Il y a plein de personnages loufoques dans ce film, comme le vieux voisin, ancien chauffeur de Giscard, qui roule encore en SM. Jérôme et Chloé, couple improbable, enfermés dans leurs névroses respectives, le chef de Philippe, tout en écoute mais qui vire rapidement parano, les parents décédés de Philippe qui reviennent le voir, profitant d’une faille spatio-temporelle, mais faut faire gaffe à pas se faire piquer en rentrant, normalement les morts n’ont pas le droit ! Y’a aussi l’ex-femme de Philippe, journaliste, qui doit placer à l’antenne le mot « concombre » dans ses commentaires politiques, et la sœur, peintre déjantée, et son chien…

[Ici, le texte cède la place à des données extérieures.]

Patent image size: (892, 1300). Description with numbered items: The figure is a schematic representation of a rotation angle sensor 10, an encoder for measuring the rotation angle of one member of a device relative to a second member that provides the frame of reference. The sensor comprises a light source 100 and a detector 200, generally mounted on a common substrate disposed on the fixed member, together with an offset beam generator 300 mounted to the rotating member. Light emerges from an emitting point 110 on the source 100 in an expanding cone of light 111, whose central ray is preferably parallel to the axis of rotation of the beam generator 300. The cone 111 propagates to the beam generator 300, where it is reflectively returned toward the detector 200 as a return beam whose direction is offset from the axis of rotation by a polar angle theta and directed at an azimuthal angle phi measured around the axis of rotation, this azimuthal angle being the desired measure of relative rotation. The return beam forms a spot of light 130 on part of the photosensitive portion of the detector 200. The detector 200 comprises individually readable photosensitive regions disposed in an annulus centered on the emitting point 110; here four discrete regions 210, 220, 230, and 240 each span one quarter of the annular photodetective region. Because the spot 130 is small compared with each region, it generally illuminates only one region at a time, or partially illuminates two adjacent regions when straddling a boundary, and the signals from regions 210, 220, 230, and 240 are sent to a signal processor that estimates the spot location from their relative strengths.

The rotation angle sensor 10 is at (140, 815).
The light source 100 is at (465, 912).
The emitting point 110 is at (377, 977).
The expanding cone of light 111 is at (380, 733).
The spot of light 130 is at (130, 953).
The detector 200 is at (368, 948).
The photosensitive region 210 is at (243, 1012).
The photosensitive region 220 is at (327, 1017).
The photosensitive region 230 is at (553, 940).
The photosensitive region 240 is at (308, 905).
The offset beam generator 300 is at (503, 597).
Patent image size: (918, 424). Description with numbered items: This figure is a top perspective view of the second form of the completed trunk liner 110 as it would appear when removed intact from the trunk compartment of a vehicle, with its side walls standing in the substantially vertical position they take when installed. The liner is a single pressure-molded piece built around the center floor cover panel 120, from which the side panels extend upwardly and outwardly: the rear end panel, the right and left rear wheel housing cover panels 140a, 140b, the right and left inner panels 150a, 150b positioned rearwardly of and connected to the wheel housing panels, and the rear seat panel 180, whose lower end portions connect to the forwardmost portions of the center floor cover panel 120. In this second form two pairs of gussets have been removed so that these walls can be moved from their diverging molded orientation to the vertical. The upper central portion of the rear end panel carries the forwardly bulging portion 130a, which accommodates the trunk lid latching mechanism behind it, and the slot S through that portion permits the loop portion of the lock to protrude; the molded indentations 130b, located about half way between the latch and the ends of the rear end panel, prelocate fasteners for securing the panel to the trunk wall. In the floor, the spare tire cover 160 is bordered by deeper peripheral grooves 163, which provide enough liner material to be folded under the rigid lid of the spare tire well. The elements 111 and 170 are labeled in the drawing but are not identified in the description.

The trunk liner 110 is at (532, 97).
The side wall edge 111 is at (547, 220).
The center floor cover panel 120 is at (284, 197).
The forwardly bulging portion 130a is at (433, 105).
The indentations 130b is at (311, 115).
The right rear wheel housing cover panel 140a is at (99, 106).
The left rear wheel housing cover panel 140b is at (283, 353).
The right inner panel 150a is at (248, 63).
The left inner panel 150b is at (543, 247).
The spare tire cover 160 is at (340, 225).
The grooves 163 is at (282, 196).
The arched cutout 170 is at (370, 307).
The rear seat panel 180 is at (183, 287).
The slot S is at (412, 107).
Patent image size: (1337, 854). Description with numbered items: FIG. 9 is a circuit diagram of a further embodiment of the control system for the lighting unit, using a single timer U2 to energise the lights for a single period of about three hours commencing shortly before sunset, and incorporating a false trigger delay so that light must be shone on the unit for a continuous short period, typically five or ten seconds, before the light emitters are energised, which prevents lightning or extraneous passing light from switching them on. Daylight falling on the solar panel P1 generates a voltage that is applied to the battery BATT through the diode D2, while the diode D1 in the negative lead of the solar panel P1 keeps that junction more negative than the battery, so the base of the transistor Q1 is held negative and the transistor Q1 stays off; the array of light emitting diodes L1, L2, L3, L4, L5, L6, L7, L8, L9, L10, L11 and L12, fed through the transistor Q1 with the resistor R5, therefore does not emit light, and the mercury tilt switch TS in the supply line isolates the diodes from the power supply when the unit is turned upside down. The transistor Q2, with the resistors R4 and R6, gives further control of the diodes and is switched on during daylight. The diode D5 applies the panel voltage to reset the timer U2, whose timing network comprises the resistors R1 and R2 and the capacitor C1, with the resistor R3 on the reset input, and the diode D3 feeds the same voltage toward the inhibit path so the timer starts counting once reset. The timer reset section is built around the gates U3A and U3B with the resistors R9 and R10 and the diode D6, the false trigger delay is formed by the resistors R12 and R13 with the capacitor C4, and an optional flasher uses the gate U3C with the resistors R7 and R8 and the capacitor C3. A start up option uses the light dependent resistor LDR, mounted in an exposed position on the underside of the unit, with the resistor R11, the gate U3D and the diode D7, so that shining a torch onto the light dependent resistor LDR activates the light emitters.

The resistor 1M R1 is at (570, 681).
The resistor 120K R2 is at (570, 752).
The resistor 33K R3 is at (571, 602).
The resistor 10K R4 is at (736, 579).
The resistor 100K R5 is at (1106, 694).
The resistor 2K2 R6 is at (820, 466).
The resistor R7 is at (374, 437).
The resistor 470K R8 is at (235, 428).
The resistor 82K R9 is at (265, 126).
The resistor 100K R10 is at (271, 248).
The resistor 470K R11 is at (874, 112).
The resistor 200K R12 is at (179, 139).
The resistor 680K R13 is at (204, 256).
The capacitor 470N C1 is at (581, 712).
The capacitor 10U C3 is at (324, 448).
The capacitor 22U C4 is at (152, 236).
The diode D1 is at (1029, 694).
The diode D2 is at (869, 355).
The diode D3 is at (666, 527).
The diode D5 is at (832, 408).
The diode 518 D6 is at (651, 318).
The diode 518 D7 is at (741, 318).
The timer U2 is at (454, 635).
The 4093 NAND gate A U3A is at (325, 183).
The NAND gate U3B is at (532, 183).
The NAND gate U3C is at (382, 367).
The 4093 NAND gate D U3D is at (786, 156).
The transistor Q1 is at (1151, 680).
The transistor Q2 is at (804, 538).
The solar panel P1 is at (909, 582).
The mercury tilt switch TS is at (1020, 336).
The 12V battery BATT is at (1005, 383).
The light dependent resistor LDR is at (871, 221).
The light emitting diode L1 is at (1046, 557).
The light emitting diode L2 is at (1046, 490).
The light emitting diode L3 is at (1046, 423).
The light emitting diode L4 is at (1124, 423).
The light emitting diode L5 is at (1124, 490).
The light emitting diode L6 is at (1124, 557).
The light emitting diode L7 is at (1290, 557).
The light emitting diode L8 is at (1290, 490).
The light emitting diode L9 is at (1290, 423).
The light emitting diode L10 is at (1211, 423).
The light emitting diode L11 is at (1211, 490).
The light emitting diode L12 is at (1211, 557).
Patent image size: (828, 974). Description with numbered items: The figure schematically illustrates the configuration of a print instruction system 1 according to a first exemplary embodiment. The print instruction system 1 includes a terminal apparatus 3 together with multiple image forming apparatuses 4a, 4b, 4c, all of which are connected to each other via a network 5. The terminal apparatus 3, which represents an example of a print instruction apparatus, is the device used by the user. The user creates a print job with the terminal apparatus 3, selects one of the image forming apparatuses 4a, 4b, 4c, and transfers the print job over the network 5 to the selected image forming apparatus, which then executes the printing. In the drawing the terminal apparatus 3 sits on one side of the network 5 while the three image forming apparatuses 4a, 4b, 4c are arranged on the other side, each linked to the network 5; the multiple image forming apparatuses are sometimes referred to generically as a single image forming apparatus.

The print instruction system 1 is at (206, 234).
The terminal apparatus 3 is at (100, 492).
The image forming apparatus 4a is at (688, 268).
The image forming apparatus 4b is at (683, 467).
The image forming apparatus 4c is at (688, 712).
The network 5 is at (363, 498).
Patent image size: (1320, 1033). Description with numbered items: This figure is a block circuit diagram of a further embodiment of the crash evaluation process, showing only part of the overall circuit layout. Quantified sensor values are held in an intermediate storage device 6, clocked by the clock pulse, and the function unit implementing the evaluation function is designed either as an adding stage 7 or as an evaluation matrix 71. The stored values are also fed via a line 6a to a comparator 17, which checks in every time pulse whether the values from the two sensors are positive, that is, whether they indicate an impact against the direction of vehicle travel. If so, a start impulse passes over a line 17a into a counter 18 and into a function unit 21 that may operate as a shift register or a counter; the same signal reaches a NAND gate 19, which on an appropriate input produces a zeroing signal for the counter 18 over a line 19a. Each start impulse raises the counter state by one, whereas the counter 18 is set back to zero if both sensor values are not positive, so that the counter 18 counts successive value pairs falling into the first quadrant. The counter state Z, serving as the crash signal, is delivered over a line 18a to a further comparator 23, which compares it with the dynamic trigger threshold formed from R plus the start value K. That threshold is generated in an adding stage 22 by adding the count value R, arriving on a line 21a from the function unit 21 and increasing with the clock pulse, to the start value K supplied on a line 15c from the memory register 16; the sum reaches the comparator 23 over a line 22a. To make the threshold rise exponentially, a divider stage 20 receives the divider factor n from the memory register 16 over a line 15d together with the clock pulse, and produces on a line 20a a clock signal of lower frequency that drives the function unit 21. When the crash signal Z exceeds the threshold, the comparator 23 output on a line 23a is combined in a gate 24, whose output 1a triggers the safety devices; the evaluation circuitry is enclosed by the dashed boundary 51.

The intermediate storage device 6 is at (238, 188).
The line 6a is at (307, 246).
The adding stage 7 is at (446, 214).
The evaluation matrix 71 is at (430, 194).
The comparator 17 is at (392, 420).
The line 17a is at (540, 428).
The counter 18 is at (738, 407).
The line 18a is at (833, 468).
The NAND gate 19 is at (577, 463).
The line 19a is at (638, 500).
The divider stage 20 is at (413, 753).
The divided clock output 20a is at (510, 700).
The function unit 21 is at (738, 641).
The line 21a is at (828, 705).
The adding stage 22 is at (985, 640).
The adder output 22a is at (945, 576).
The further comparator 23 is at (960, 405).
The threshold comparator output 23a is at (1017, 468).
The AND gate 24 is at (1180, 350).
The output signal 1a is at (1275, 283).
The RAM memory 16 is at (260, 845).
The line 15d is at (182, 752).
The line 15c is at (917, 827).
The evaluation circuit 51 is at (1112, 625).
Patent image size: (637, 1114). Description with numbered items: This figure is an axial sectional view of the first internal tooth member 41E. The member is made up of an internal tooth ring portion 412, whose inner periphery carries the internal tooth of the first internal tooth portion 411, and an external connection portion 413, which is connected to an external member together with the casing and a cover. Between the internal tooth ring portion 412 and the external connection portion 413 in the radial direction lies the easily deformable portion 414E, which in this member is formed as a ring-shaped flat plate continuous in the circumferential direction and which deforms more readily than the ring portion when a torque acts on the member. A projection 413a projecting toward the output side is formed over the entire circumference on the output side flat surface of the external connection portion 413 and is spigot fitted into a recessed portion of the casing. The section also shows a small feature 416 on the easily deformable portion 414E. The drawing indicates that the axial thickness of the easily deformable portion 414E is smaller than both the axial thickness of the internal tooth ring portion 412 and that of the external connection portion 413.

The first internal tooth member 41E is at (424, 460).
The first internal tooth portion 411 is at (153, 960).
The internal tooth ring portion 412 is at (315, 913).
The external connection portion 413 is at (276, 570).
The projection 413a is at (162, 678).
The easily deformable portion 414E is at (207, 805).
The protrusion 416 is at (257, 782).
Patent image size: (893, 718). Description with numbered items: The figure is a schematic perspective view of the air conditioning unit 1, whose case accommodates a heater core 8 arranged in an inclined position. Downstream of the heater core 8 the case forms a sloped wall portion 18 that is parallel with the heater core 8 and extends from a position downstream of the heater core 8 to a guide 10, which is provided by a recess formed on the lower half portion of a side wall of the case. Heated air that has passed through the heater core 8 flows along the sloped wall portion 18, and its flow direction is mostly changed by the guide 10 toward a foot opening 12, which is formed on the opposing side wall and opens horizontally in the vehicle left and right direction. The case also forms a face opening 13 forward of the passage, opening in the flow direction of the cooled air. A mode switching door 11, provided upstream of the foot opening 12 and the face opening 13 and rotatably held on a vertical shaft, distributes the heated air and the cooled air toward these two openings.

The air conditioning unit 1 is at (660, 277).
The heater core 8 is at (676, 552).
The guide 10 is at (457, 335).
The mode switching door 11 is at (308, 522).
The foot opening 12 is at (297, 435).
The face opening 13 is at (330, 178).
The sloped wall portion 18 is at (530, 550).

La progression du film est intéressante, le crescendo est lent, les couches d’emmerdes se superposent imperceptiblement. Notamment le fiston, en cinquième, qui échange des textos porno avec Roxane, de sa classe, juste une copine, comme ça, qui le suce aux toilettes et serait bien tentée la prochaine fois par une sodomie ! La scène où Philippe essaie d’expliquer ça au proviseur est hilarante ! Autre bon moment, l’exposé du fils sur un abattoir de poulets, qu’il rédige avec Chloé, osant le parallèle avec le camp de Treblinka, que la père trouve un peu osé...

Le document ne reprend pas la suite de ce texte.